🤖 AI Summary
This work addresses the common failure of multimodal large language models to faithfully leverage task-relevant visual evidence in complex reasoning due to a disconnect between perception and reasoning. To bridge this gap, the authors propose Faithful-MR1, a two-stage training framework for faithful multimodal reasoning. In the anchoring stage, perception is treated as a prerequisite subtask, with direct supervision applied to <Focus> tokens to align their attention with critical image regions. In the reinforcement stage, counterfactual image interventions are introduced alongside a verifiable reward mechanism to explicitly encourage the model to attend to causally relevant regions and produce correct answers. Notably, this approach is the first to apply perceptual supervision directly to image regions rather than textual descriptions, achieving state-of-the-art performance on Qwen2.5-VL-Instruct 3B/7B with significantly less data.
📝 Abstract
Reinforcement learning with verifiable rewards (RLVR) has emerged as a promising paradigm for advancing complex reasoning in large language models, and recent work extends RLVR to multimodal large language models (MLLMs). This transfer, however, surfaces a faithfulness challenge: faithful perception of task-relevant visual evidence and faithful use of that evidence during reasoning, leading to unsatisfactory gains on multimodal benchmarks.
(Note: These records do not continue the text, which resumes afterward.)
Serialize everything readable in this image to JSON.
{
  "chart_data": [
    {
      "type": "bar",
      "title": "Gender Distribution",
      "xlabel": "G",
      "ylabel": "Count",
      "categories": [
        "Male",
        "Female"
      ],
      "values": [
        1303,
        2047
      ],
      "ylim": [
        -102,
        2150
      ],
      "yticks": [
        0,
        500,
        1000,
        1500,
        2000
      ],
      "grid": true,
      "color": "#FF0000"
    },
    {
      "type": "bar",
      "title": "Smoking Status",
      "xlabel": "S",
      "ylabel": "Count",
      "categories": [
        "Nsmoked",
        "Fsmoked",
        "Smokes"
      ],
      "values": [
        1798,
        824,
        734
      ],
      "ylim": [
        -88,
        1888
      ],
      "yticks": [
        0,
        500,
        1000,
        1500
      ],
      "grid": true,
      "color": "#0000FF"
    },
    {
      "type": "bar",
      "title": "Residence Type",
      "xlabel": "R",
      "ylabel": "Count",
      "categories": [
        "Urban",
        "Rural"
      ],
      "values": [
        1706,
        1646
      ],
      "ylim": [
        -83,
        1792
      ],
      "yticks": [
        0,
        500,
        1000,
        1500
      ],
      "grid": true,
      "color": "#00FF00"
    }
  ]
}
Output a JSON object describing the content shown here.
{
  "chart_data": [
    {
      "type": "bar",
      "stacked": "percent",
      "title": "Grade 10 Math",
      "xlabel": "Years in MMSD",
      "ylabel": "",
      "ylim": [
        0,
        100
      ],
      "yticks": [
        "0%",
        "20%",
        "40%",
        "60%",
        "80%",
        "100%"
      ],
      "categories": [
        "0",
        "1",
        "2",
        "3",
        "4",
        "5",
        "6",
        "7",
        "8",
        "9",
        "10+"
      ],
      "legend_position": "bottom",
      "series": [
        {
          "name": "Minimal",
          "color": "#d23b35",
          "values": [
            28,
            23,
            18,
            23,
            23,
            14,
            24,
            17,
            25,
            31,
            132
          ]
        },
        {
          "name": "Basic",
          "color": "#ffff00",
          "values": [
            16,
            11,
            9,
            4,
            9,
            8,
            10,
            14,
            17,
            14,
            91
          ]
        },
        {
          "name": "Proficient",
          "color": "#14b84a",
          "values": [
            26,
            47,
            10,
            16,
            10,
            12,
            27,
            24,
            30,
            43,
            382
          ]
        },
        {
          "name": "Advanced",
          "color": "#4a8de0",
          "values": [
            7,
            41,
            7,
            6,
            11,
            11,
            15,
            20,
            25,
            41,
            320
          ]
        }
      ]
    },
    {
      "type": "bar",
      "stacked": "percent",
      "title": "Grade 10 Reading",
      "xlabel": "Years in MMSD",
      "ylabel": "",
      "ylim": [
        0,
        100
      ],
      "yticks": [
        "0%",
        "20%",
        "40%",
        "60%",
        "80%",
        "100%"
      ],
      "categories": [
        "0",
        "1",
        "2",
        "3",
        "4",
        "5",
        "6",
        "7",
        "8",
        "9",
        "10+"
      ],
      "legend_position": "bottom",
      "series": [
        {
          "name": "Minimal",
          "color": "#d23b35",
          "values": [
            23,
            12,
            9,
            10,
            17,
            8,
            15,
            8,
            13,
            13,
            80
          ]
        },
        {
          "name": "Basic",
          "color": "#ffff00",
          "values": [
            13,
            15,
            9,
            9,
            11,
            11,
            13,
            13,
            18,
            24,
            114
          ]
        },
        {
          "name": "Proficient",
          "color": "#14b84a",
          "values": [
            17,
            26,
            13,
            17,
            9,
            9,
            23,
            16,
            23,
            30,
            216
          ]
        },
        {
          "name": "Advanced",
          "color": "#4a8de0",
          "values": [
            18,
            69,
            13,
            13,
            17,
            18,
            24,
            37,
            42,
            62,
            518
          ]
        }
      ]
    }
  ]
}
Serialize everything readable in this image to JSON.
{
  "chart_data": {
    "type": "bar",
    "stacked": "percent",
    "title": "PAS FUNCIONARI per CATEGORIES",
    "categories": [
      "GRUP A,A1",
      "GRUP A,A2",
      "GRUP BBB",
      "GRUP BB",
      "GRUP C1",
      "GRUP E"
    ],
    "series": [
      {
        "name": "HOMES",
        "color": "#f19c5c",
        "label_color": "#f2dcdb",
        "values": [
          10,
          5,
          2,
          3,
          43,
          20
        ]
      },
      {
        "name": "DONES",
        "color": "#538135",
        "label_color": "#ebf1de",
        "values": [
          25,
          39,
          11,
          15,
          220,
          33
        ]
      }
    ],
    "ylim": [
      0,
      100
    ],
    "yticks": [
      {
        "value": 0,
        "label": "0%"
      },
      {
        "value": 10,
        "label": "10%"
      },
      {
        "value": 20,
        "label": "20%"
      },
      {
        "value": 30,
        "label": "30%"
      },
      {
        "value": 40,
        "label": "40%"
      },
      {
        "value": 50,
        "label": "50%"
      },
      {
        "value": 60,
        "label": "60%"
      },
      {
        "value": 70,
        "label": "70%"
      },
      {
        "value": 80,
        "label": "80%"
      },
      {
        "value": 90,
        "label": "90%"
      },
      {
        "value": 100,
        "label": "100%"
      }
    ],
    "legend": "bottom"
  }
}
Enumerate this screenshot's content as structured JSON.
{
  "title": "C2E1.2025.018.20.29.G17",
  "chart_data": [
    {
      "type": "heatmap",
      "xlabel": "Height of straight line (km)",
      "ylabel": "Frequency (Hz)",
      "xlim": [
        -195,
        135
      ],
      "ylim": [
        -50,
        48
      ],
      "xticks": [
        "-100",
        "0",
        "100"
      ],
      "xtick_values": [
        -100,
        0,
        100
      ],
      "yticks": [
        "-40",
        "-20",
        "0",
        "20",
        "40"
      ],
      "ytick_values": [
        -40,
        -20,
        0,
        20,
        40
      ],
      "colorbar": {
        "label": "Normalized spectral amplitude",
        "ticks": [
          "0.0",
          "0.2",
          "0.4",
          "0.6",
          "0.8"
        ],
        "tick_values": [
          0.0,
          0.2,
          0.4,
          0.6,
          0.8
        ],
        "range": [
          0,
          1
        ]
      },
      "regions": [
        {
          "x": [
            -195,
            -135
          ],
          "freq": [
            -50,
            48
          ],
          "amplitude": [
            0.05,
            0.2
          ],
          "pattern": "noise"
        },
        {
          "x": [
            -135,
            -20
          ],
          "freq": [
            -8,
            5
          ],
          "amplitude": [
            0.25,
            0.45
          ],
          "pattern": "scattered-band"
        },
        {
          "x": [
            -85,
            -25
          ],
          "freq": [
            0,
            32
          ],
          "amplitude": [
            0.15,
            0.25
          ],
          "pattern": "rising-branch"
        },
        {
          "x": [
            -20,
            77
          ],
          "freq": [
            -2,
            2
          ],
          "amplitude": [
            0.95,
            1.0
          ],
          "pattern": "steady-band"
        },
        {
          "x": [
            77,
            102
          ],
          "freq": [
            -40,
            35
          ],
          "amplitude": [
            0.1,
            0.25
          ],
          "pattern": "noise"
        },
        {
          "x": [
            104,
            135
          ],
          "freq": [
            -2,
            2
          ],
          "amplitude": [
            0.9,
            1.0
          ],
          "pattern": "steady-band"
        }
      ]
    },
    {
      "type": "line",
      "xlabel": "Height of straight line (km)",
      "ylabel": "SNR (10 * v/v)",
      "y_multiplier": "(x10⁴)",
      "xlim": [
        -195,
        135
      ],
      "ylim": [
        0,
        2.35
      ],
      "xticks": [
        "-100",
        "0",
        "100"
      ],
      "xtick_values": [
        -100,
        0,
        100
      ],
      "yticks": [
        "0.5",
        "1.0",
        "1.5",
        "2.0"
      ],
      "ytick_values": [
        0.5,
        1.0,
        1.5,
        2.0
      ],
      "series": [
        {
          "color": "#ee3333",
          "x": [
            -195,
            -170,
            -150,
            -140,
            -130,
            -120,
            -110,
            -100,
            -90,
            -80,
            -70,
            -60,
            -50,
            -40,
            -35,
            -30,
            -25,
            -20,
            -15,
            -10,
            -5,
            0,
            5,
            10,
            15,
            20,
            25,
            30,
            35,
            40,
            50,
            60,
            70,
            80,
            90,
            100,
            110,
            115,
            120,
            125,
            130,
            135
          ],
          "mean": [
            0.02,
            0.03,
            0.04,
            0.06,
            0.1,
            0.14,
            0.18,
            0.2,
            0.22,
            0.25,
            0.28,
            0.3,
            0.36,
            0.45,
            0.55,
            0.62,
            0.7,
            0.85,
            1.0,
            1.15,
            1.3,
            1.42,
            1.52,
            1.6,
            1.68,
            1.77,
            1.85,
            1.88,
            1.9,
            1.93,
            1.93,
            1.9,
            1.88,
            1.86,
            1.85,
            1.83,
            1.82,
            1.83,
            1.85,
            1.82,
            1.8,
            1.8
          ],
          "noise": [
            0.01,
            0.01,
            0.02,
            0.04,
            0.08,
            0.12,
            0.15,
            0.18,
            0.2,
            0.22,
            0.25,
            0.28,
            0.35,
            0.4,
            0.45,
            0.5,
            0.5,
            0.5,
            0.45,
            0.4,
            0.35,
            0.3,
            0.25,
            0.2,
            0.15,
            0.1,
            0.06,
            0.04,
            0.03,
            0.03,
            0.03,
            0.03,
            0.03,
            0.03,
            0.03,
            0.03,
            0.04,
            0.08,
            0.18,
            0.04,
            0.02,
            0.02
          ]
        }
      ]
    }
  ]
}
Specifically, existing perception supervision often operates on textual descriptions rather than natively on image regions, and faithful use is largely overlooked, exposing the perception-reasoning disconnect where correctly perceived evidence is dropped or contradicted during reasoning. To close these gaps, we propose Faithful-MR1, a training framework that anchors and reinforces visual attention to address both halves of faithful multimodal reasoning. The Anchoring stage turns perception into an explicit pre-reasoning subtask, supervising a dedicated <Focus> token's attention directly against image regions rather than through textual descriptions. The Reinforcing stage exposes faithful use through counterfactual image intervention, rewarding answer-correct trajectories that concentrate visual attention where vision causally matters. Extensive experiments demonstrate that Faithful-MR1 outperforms recent multimodal reasoning baselines on both Qwen2.5-VL-Instruct 3B and 7B backbones while using substantially less training data.